As Jamshid Barzegar of BBC Persian has written, the simultaneous arresting of journalists is unusual for two reasons. First, while during the height of the reform era a number of newspapers were closed at the same time (hence depriving many journalists of work), this is the first time such a large number of journalists have been arrested in their work environments. Second, the arrests — combined with the blocking of Tabnak – provide a hint that there has been a change in the pre-election norm of relative openness for the media.

The Iranian leaders’ desire to increase participation rates in the presidential election has usually been deemed reason enough for pre-election relative media openness. In this context, the question of whether these moves indicate that the Iranian leadership could care less about participation rates in the presidential election becomes an important one. The worry that the election might get out of control seems to be trumping the desire to elicit higher participation rates as an indicator of state legitimacy.
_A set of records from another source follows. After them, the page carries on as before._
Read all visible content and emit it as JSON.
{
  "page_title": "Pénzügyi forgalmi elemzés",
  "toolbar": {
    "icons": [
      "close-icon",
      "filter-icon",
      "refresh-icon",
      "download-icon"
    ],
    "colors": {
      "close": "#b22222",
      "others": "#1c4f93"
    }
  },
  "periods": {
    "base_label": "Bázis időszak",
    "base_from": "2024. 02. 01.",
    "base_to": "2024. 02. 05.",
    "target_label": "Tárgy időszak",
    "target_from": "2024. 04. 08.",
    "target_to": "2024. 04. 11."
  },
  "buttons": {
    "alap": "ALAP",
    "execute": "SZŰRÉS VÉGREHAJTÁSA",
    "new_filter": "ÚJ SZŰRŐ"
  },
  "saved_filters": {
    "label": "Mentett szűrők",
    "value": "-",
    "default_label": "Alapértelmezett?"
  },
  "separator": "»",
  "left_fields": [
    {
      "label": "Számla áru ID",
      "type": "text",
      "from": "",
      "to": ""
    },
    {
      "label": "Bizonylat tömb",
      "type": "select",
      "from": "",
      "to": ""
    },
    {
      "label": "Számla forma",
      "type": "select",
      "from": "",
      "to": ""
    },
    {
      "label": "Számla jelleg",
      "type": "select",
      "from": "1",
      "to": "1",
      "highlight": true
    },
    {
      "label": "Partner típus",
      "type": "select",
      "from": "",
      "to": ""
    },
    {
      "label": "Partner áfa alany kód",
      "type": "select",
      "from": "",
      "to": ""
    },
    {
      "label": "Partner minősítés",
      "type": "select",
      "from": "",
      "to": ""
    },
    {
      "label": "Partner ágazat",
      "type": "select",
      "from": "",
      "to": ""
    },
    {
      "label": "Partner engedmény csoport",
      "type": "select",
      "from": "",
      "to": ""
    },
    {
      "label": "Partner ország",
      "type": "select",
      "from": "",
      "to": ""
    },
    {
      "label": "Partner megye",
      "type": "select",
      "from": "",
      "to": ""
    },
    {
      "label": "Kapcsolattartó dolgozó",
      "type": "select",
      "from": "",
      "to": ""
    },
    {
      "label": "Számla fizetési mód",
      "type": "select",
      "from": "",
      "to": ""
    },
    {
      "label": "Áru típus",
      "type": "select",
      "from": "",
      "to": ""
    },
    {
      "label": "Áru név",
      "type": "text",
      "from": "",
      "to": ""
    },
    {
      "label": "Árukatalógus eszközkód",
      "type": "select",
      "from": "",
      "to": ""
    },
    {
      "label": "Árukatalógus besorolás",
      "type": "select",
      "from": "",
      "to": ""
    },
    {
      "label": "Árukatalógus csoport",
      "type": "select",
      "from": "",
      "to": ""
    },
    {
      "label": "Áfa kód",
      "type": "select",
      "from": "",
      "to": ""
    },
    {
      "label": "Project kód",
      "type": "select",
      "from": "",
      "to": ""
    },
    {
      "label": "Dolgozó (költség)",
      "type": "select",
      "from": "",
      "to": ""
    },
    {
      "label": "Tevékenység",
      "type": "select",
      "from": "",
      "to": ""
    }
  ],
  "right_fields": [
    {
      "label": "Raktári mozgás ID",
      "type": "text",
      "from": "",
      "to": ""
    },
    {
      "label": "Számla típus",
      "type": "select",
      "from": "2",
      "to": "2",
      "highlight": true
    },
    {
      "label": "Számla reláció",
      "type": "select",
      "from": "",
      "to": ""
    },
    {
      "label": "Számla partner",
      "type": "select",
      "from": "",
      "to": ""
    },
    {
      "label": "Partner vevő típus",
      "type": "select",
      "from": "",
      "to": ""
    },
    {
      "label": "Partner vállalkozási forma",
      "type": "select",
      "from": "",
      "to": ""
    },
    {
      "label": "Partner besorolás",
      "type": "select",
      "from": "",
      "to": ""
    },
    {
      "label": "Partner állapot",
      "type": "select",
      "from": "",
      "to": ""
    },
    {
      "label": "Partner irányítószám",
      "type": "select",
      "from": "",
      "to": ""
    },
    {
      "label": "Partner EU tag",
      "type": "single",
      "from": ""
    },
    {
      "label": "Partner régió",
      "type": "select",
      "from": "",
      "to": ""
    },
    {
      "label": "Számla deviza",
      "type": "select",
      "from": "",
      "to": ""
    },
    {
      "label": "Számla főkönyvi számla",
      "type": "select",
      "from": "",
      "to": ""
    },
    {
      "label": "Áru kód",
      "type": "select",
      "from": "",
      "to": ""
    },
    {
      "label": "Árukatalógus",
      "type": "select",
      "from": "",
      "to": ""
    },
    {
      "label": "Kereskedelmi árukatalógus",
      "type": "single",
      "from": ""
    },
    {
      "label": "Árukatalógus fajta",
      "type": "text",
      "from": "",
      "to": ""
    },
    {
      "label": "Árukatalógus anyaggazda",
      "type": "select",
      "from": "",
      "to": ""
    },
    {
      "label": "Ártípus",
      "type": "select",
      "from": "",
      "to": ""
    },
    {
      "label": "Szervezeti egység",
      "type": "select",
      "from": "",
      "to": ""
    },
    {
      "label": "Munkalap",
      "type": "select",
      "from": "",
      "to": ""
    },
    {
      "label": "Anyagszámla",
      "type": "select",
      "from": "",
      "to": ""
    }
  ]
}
The way the Iranian deep security state continues to show its pre-election nervousness is nevertheless puzzling. Newspapers for which the arrested journalists worked have not been shut down and unless there is a much wider crackdown they will continue to publish critical commentaries that are not made up by journalists but uttered by commentators that range from university professors to members of the Parliament to business leaders to former presidents of the Islamic Republic. What happened in Iran in the past few years has moved the country so much to the extreme right that even center-right presidential candidate such as Tehran mayor Mohammad Baqer Qalibaf or former nuclear negotiator Hassan Rowhani — if they decide to compete — will run on a platform that will be critical of the direction the country is going in. Arresting journalists will not change this.

The move, which will be given a veneer of legality, will keep journalists generally scared and worried about the way they report on issues, even non-political issues since a couple of arrestees are in charge of the social desks of various newspapers. It will also make everyone wary of their contacts with the outside world. But it will not address the fundamental contradiction faced by Iran’s security establishment, namely: the more it highlights as a threat the linkages of regular folks doing their jobs inside Iran to outside or anti-revolutionary manipulation and machinations, the more it advertises its own failures in creating a more “secure “environment for the Islamic Republic.